I have no specific IDs, because I don't know if the pictures are of the older of the 8 or the younger of the 8...I only found up to 6 or less siblings at a time.

Rid 'em Cowboys!

Gus & Mary - I haven't had time to digitally repair this picture.

I assume this was the Koester farm place since it was in the same packet of negatives

3 Koesters

Sunday Best

Sunday Best

Oh the days of running around barefoot

5 siblings

probably heading to country school

The oldest 6 or youngest 6?

"Sugar & Spice" with a kitten & doll

It wasn't all work with horses - there were fun family rides too

Wagon on snow runners

Do you know what the netting on the horse is for???
A test to see if you have been reading my captions on horse pictures over the years.

Probably a Sunday afternoon gathering

This is the first "Summer Kitchen" I've seen that was actually attached to the house.
I'm sure the structure on the right side that sticks out in front was a summer kitchen.
The picture could be deceiving and it is not connected to the house but it is definitely very close.
If you don't know what a summer kitchen was then look it up on the Internet...
I'm trying to think where some summer kitchens are still standing in the Manning area.

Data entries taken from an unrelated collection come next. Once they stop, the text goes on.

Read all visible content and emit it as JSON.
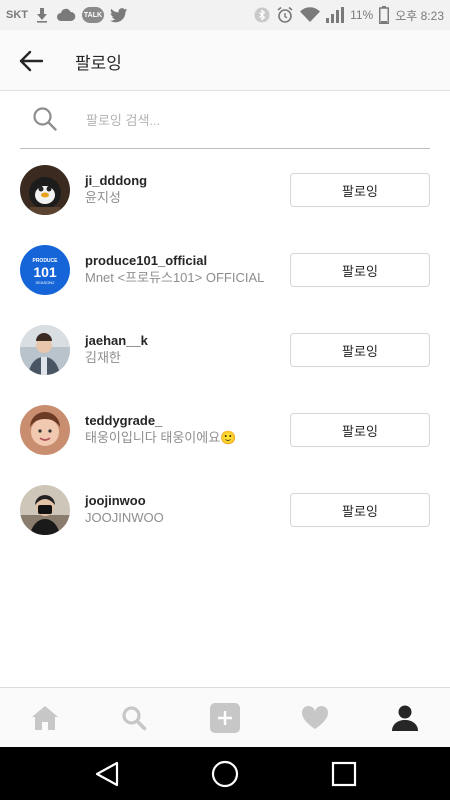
{
  "status_bar": {
    "carrier": "SKT",
    "talk_badge": "TALK",
    "battery": "11%",
    "time": "오후 8:23",
    "icons": [
      "download-icon",
      "cloud-icon",
      "talk-icon",
      "twitter-icon",
      "bluetooth-icon",
      "alarm-icon",
      "wifi-icon",
      "signal-icon",
      "battery-icon"
    ]
  },
  "header": {
    "title": "팔로잉",
    "back_icon": "arrow-left-icon"
  },
  "search": {
    "placeholder": "팔로잉 검색..."
  },
  "following": [
    {
      "username": "ji_dddong",
      "full_name": "윤지성",
      "button": "팔로잉",
      "avatar_color": "#3a2a1f"
    },
    {
      "username": "produce101_official",
      "full_name": "Mnet <프로듀스101> OFFICIAL",
      "button": "팔로잉",
      "avatar_color": "#1565d8",
      "avatar_text_top": "PRODUCE",
      "avatar_text_main": "101",
      "avatar_text_bottom": "SEASON2"
    },
    {
      "username": "jaehan__k",
      "full_name": "김재한",
      "button": "팔로잉",
      "avatar_color": "#6f7d8c"
    },
    {
      "username": "teddygrade_",
      "full_name": "태웅이입니다 태웅이에요",
      "button": "팔로잉",
      "avatar_color": "#c98d6f",
      "emoji": "🙂"
    },
    {
      "username": "joojinwoo",
      "full_name": "JOOJINWOO",
      "button": "팔로잉",
      "avatar_color": "#9c8f80"
    }
  ],
  "bottom_nav": {
    "items": [
      "home-icon",
      "search-icon",
      "add-icon",
      "heart-icon",
      "profile-icon"
    ],
    "active": "profile-icon"
  },
  "android_nav": [
    "back-triangle-icon",
    "home-circle-icon",
    "recents-square-icon"
  ]
}
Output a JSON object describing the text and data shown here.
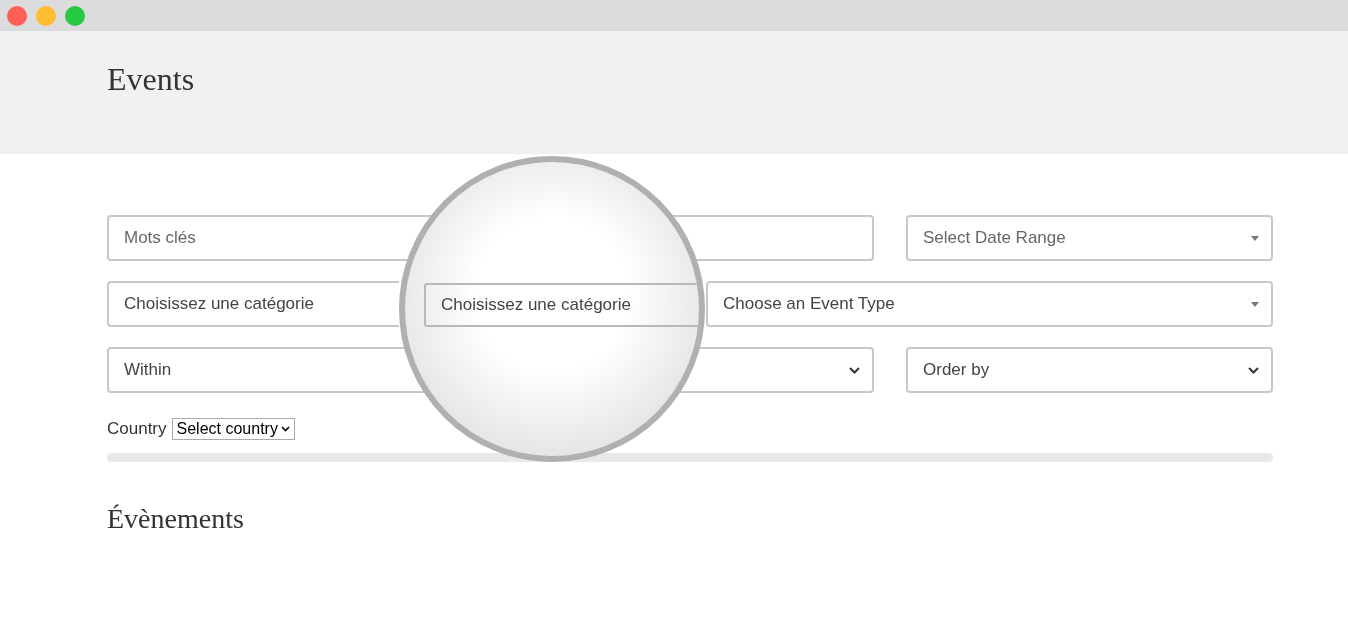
{
  "header": {
    "title": "Events"
  },
  "filters": {
    "keywords": {
      "placeholder": "Mots clés"
    },
    "date_range": {
      "value": "Select Date Range"
    },
    "category": {
      "value": "Choisissez une catégorie"
    },
    "event_type": {
      "value": "Choose an Event Type"
    },
    "within": {
      "value": "Within"
    },
    "order_by": {
      "value": "Order by"
    },
    "country": {
      "label": "Country",
      "value": "Select country"
    }
  },
  "magnifier": {
    "field": {
      "value": "Choisissez une catégorie"
    }
  },
  "section_heading": "Évènements"
}
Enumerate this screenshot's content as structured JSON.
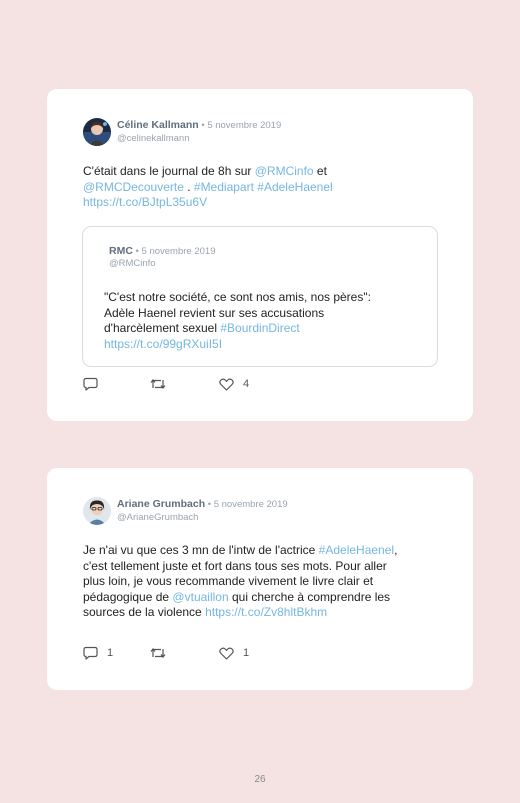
{
  "tweets": [
    {
      "author": "Céline Kallmann",
      "separator": " • ",
      "date": "5 novembre 2019",
      "handle": "@celinekallmann",
      "text": {
        "t1": "C'était dans le journal de 8h sur ",
        "m1": "@RMCinfo",
        "t2": " et",
        "m2": "@RMCDecouverte",
        "t3": " . ",
        "h1": "#Mediapart",
        "t4": " ",
        "h2": "#AdeleHaenel",
        "url": "https://t.co/BJtpL35u6V"
      },
      "quote": {
        "author": "RMC",
        "separator": " • ",
        "date": "5 novembre 2019",
        "handle": "@RMCinfo",
        "line1": "\"C'est notre société, ce sont nos amis, nos pères\":",
        "line2": "Adèle Haenel revient sur ses accusations",
        "line3": "d'harcèlement sexuel ",
        "hashtag": "#BourdinDirect",
        "url": "https://t.co/99gRXuiI5I"
      },
      "actions": {
        "replies": "",
        "retweets": "",
        "likes": "4"
      }
    },
    {
      "author": "Ariane Grumbach",
      "separator": " • ",
      "date": "5 novembre 2019",
      "handle": "@ArianeGrumbach",
      "text": {
        "l1a": "Je n'ai vu que ces 3 mn de l'intw de l'actrice ",
        "l1h": "#AdeleHaenel",
        "l1b": ",",
        "l2": "c'est tellement juste et fort dans tous ses mots. Pour aller",
        "l3": "plus loin, je vous recommande vivement le livre clair et",
        "l4a": "pédagogique de ",
        "l4m": "@vtuaillon",
        "l4b": " qui cherche à comprendre les",
        "l5a": "sources de la violence ",
        "l5u": "https://t.co/Zv8hltBkhm"
      },
      "actions": {
        "replies": "1",
        "retweets": "",
        "likes": "1"
      }
    }
  ],
  "page_number": "26",
  "colors": {
    "background": "#f5e3e4",
    "card": "#ffffff",
    "link": "#74b7e0",
    "name": "#5f6f7e",
    "muted": "#9aa4ad"
  },
  "icons": [
    "reply-icon",
    "retweet-icon",
    "like-icon"
  ]
}
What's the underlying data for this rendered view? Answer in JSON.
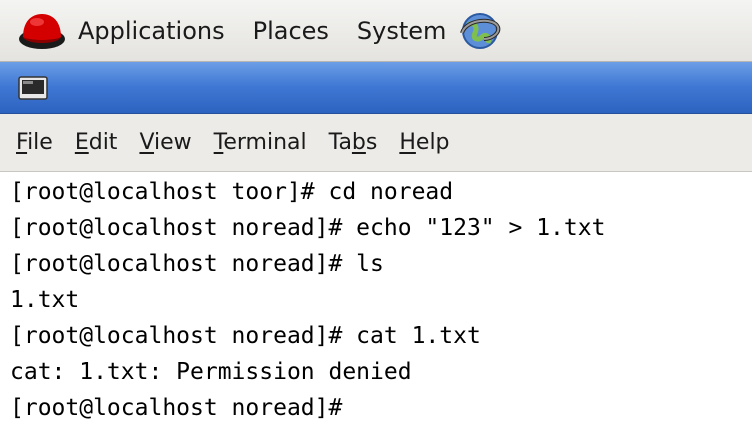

I'm sure one is on the old Lavern & Shirley Lutwitze farm - unless it has been torn down in the last few years.
I really should take pictures of the few that are still standing - for historical purposes...
Just think of the daily work it was to keep those three chimneys going...corn cobs, wood, coal, etc. were all used to heat the house and cook the food, until fuel oil heaters replaced the old stoves and fire places and then electric stoves replaced the old cook stoves once electricity became available.

While I prefer to work on the old pictures, mostly because I want to see if I can get them identified before I have no one living who is old enough to help, but it is fun to find pictures that aren't identified from my era, because I generally can identify them and not have to spend hours running around and showing them to people or spend even more hours, editing them and posting them on my web pages and hoping someone will see them and come forward with names.
It is also saddening when I find pictures of people my age who have passed away years ago - they never got much of a chance to live a complete life, although I'm sure the lives they had were fulfilling during the time they were alive.

Barb Drees

Connie Grimm, with her mother, Ila

Julie Hagedorn - 4th grade

Kent Wiese

Kyle Wiese

Kent Hugeback

Keith Hugeback
August 19, 1958 - January 30, 2005

I don't have a lot of Hugeback pictures or information but here are a few pix I found in my database.
Keith & Kent's grandparents

Joe & Anna (Muhlbauer) Hugeback (sitting)

Keith & Kents' dad

Joe "Junior" Hugeback - Post-WWII

Photo taken in May 1940 by Verdella Joens, teacher at White Bear School, Ewoldt No. 7

Back - older students: Joseph Hugeback, Clarence Lamp, Viola Puck, Alice Puck
Front: Lewis Puck, Darlene Lamp, Donald Puck, Norma Jean Byerink, Leon Hugeback

1981 Centennial costume contest

Lisa Hass, Dorothy Beck, Junior Hugeback, Jean (Arp) Hugeback

From the Tom Handlos collection

Standing: Norm & Elena Kuker, Delores & Lou Odendahl, Leon & Rose Hugeback
Frank Handlos seated

As I contine to work on the Voge/Lamp collection, I found this confirmation picture. I finally figured out the history of this picture. It is the confirmation class of March 8, 1935. It is one of the pictures that was never submitted for the 2000 Zion Centennial display, that I scanned.
Here are the students: Albert S. Keat, John Wesley Keat, Harry George Pfoltner, Anna Dorothea Hagedorn, Amanda Mathilde Koester, Harry Walter Koester, Eunice Caroline Lamp, Amanda Christene Martens, Viola Elva Martens, Margaret M. Spies.
Now hopefully family members will come forward and identify the rest of the students in the picture.

Back: ??, Amanda (Koester) Lamp, Eunice Lamp, ??, ??, ??
Harry Koester, ??, ??, ??

Again, this is why I prefer to get people's collections and work on them myself. I'll find all kinds of Manning history that they'll never realize they had...or I have been looking for.